According to the International Energy Agency, global oil demand will rise above pre-pandemic levels next year, with much of the growth in demand driven by China as the developing economy emerges from its COVID-19 lockdowns, the Wall Street Journal reported.
On the other hand, IEA warned that supply growth could lag behind demand, which would further exacerbate the already tight market that has experienced soaring prices with a 500,000 barrel per day deficit.
Meanwhile, U.S. oil producers are projected to support the supply increases next year, but the Organization of the Petroleum Exporting Countries members could continue to struggle to meet output targets.
The IEA estimated that crude oil demand could rise by 2.2 million barrels per day to 101.6 million barrels per day in 2023, or above its 2019 levels for the first time since the pandemic began.

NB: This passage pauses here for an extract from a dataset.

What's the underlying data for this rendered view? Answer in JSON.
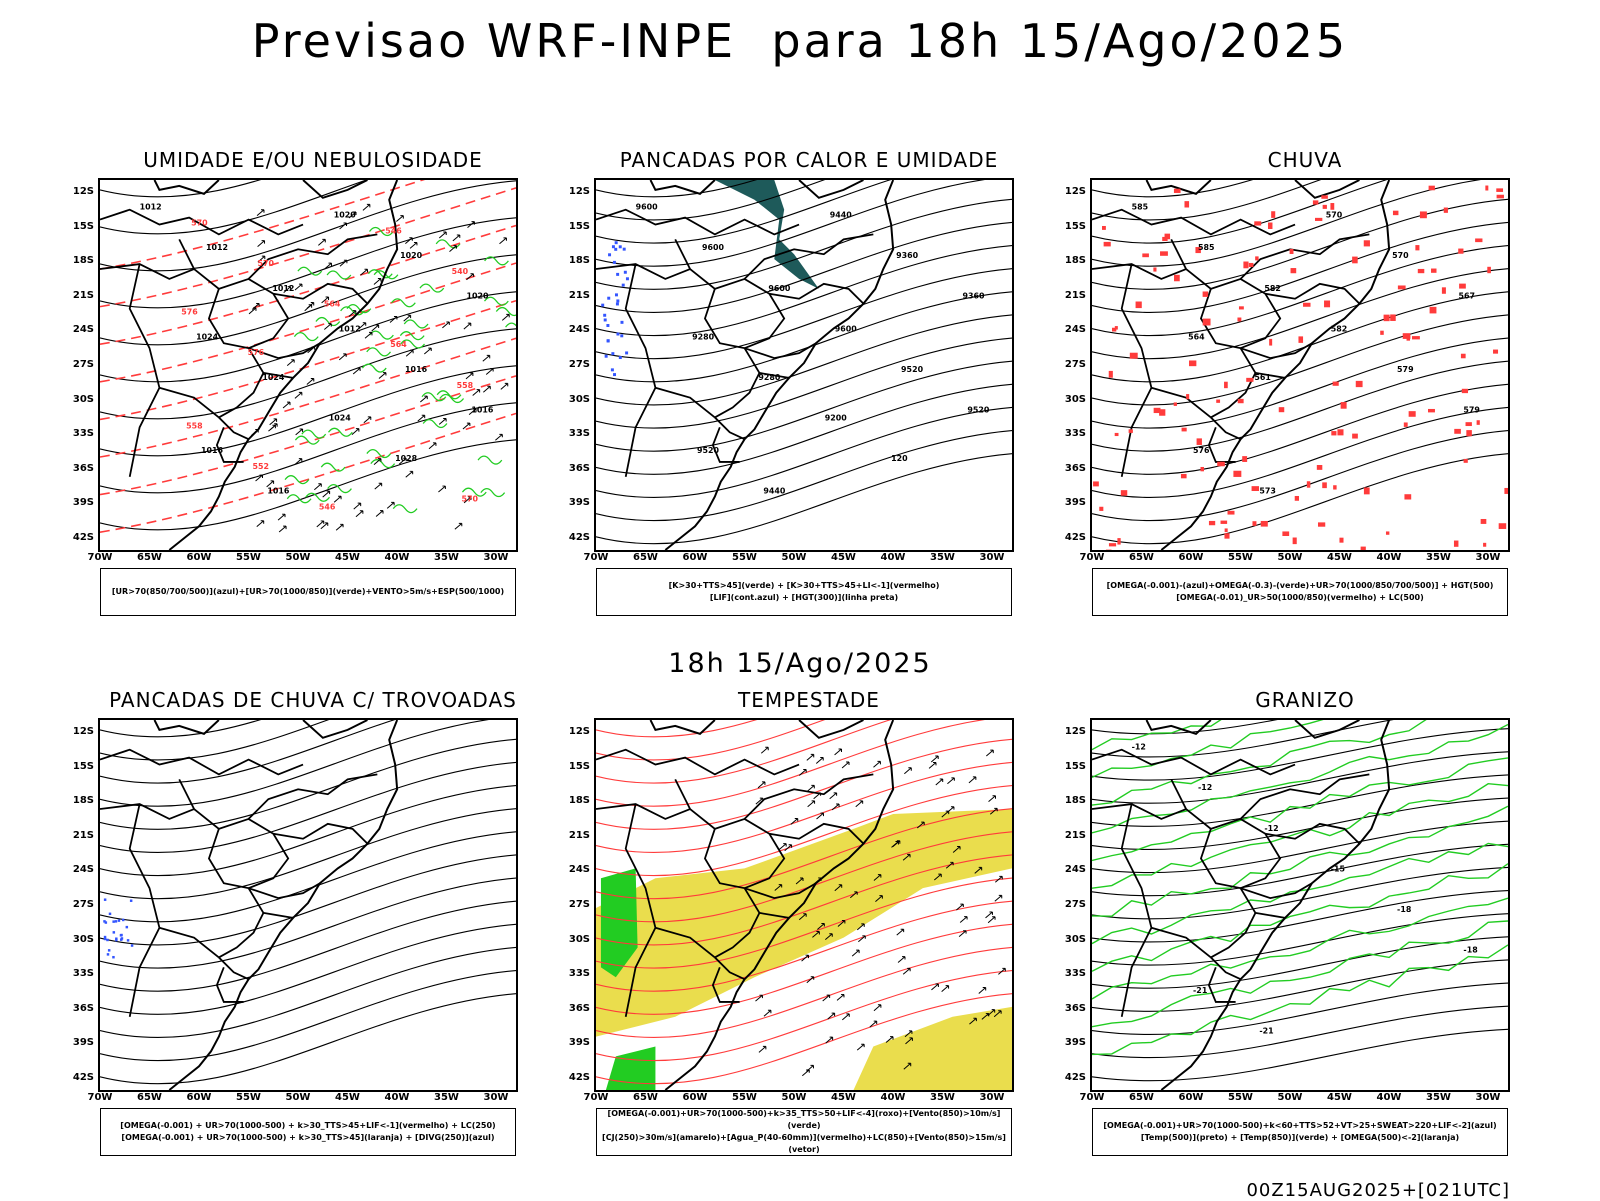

Developed countries in Europe and North America have made up most of the rebounding demand in 2022, while less developed economies that aren’t members of the Organization for Economic Cooperation and Development accounted for 80% of oil demand growth in 2022, according to the IEA.

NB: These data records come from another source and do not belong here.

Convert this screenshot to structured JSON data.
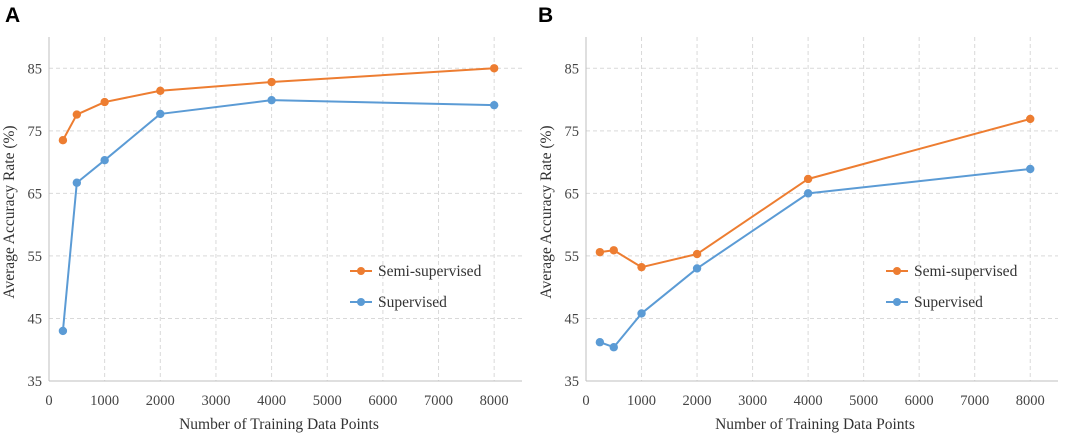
{
  "chart_data": [
    {
      "panel_label": "A",
      "type": "line",
      "xlabel": "Number of Training Data Points",
      "ylabel": "Average Accuracy Rate (%)",
      "xlim": [
        0,
        8500
      ],
      "ylim": [
        35,
        90
      ],
      "xticks": [
        0,
        1000,
        2000,
        3000,
        4000,
        5000,
        6000,
        7000,
        8000
      ],
      "yticks": [
        35,
        45,
        55,
        65,
        75,
        85
      ],
      "grid": true,
      "legend_position": "right",
      "series": [
        {
          "name": "Semi-supervised",
          "color": "#ED7D31",
          "x": [
            250,
            500,
            1000,
            2000,
            4000,
            8000
          ],
          "y": [
            73.5,
            77.6,
            79.6,
            81.4,
            82.8,
            85.0
          ]
        },
        {
          "name": "Supervised",
          "color": "#5B9BD5",
          "x": [
            250,
            500,
            1000,
            2000,
            4000,
            8000
          ],
          "y": [
            43.0,
            66.7,
            70.3,
            77.7,
            79.9,
            79.1
          ]
        }
      ]
    },
    {
      "panel_label": "B",
      "type": "line",
      "xlabel": "Number of Training Data Points",
      "ylabel": "Average Accuracy Rate (%)",
      "xlim": [
        0,
        8500
      ],
      "ylim": [
        35,
        90
      ],
      "xticks": [
        0,
        1000,
        2000,
        3000,
        4000,
        5000,
        6000,
        7000,
        8000
      ],
      "yticks": [
        35,
        45,
        55,
        65,
        75,
        85
      ],
      "grid": true,
      "legend_position": "right",
      "series": [
        {
          "name": "Semi-supervised",
          "color": "#ED7D31",
          "x": [
            250,
            500,
            1000,
            2000,
            4000,
            8000
          ],
          "y": [
            55.6,
            55.9,
            53.2,
            55.3,
            67.3,
            76.9
          ]
        },
        {
          "name": "Supervised",
          "color": "#5B9BD5",
          "x": [
            250,
            500,
            1000,
            2000,
            4000,
            8000
          ],
          "y": [
            41.2,
            40.4,
            45.8,
            53.0,
            65.0,
            68.9
          ]
        }
      ]
    }
  ]
}
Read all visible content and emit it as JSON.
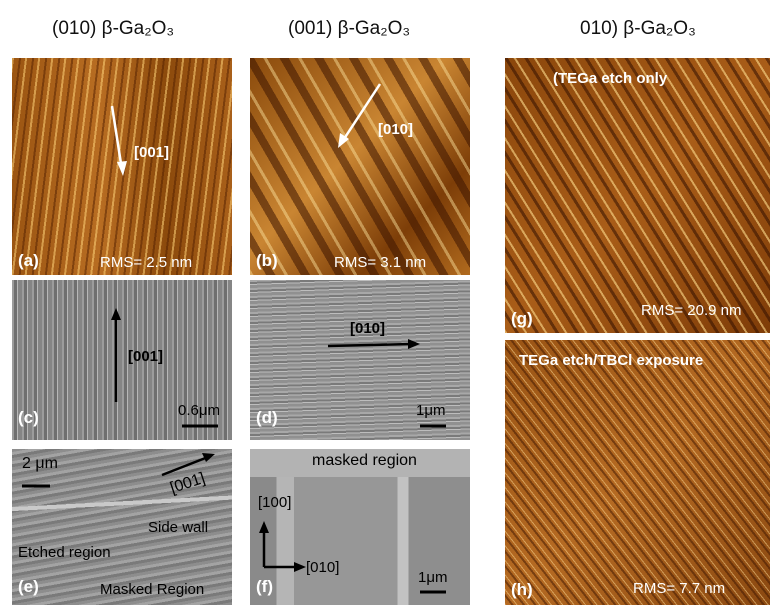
{
  "headings": [
    "(010) β-Ga₂O₃",
    "(001) β-Ga₂O₃",
    "010) β-Ga₂O₃"
  ],
  "panels": {
    "a": {
      "label": "(a)",
      "direction": "[001]",
      "rms": "RMS= 2.5 nm"
    },
    "b": {
      "label": "(b)",
      "direction": "[010]",
      "rms": "RMS= 3.1 nm"
    },
    "c": {
      "label": "(c)",
      "direction": "[001]",
      "scale": "0.6μm"
    },
    "d": {
      "label": "(d)",
      "direction": "[010]",
      "scale": "1μm"
    },
    "e": {
      "label": "(e)",
      "scale": "2 μm",
      "direction": "[001]",
      "regions": [
        "Side wall",
        "Etched region",
        "Masked Region"
      ]
    },
    "f": {
      "label": "(f)",
      "region": "masked region",
      "axis_vertical": "[100]",
      "axis_horizontal": "[010]",
      "scale": "1μm"
    },
    "g": {
      "label": "(g)",
      "caption": "(TEGa etch only",
      "rms": "RMS= 20.9 nm"
    },
    "h": {
      "label": "(h)",
      "caption": "TEGa etch/TBCl exposure",
      "rms": "RMS= 7.7 nm"
    }
  }
}
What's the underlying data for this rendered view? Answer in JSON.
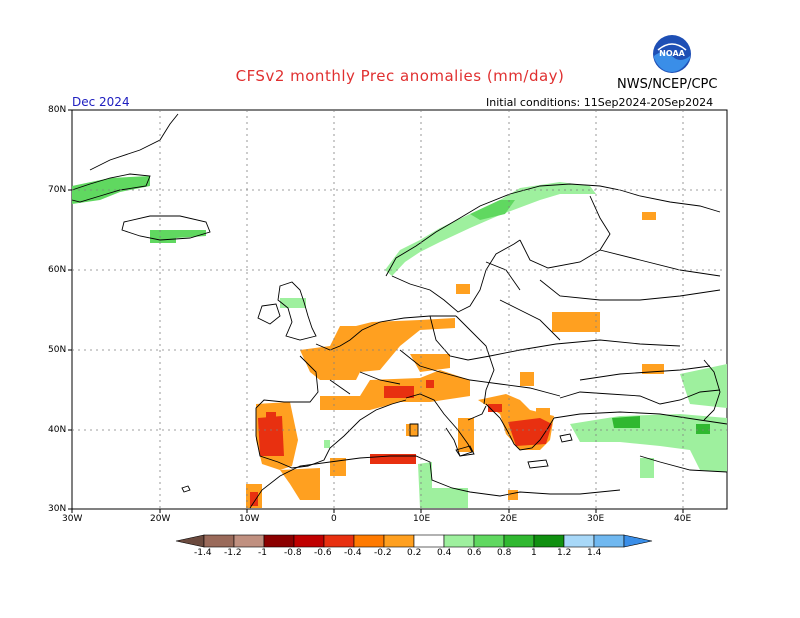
{
  "title": "CFSv2 monthly Prec anomalies (mm/day)",
  "month": "Dec 2024",
  "initial_conditions": "Initial conditions: 11Sep2024-20Sep2024",
  "agency": "NWS/NCEP/CPC",
  "logo_text": "NOAA",
  "lat_labels": [
    "80N",
    "70N",
    "60N",
    "50N",
    "40N",
    "30N"
  ],
  "lon_labels": [
    "30W",
    "20W",
    "10W",
    "0",
    "10E",
    "20E",
    "30E",
    "40E"
  ],
  "colorbar": {
    "labels": [
      "-1.4",
      "-1.2",
      "-1",
      "-0.8",
      "-0.6",
      "-0.4",
      "-0.2",
      "0.2",
      "0.4",
      "0.6",
      "0.8",
      "1",
      "1.2",
      "1.4"
    ],
    "colors": [
      "#6b4a3e",
      "#9a6a5a",
      "#c09080",
      "#8b0000",
      "#c00000",
      "#e83010",
      "#ff7a00",
      "#ffa020",
      "#ffffff",
      "#9ef09e",
      "#60d860",
      "#30b830",
      "#109010",
      "#a8d8f8",
      "#70b8f0",
      "#3a8ee8"
    ]
  },
  "anomaly_colors": {
    "light_orange": "#ffa020",
    "orange": "#ff8c00",
    "red": "#e83010",
    "light_green": "#9ef09e",
    "green": "#60d860",
    "dark_green": "#30b830"
  }
}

China, which saw economic growth slow this year as a result of a spike in COVID-19 cases and lockdowns, is projected to see oil demand expand by 930,000 barrels per day in 2023, re-establishing its “position as the primary engine of global oil demand growth,” the IEA said.
The recovery in international travel could increase jet fuel demand by 990,000 barrels per day in 2023 as well.
While demand rebounds, supply won’t be able to keep up the pace. The IEA expects global oil supplies to increase by 1.3 million barrels per day to 101.1 million barrels per day in 2023 or a 500,000 barrel per day deficit.
Investors can utilize ETFs to capture these shifting dynamics. For example, the Energy Select Sector SPDR (XLE), the Vanguard Energy ETF (VDE), the iShares U.S. Energy ETF (IYE), and the Fidelity MSCI Energy Index ETF (FENY) offer broad exposure to the energy sector.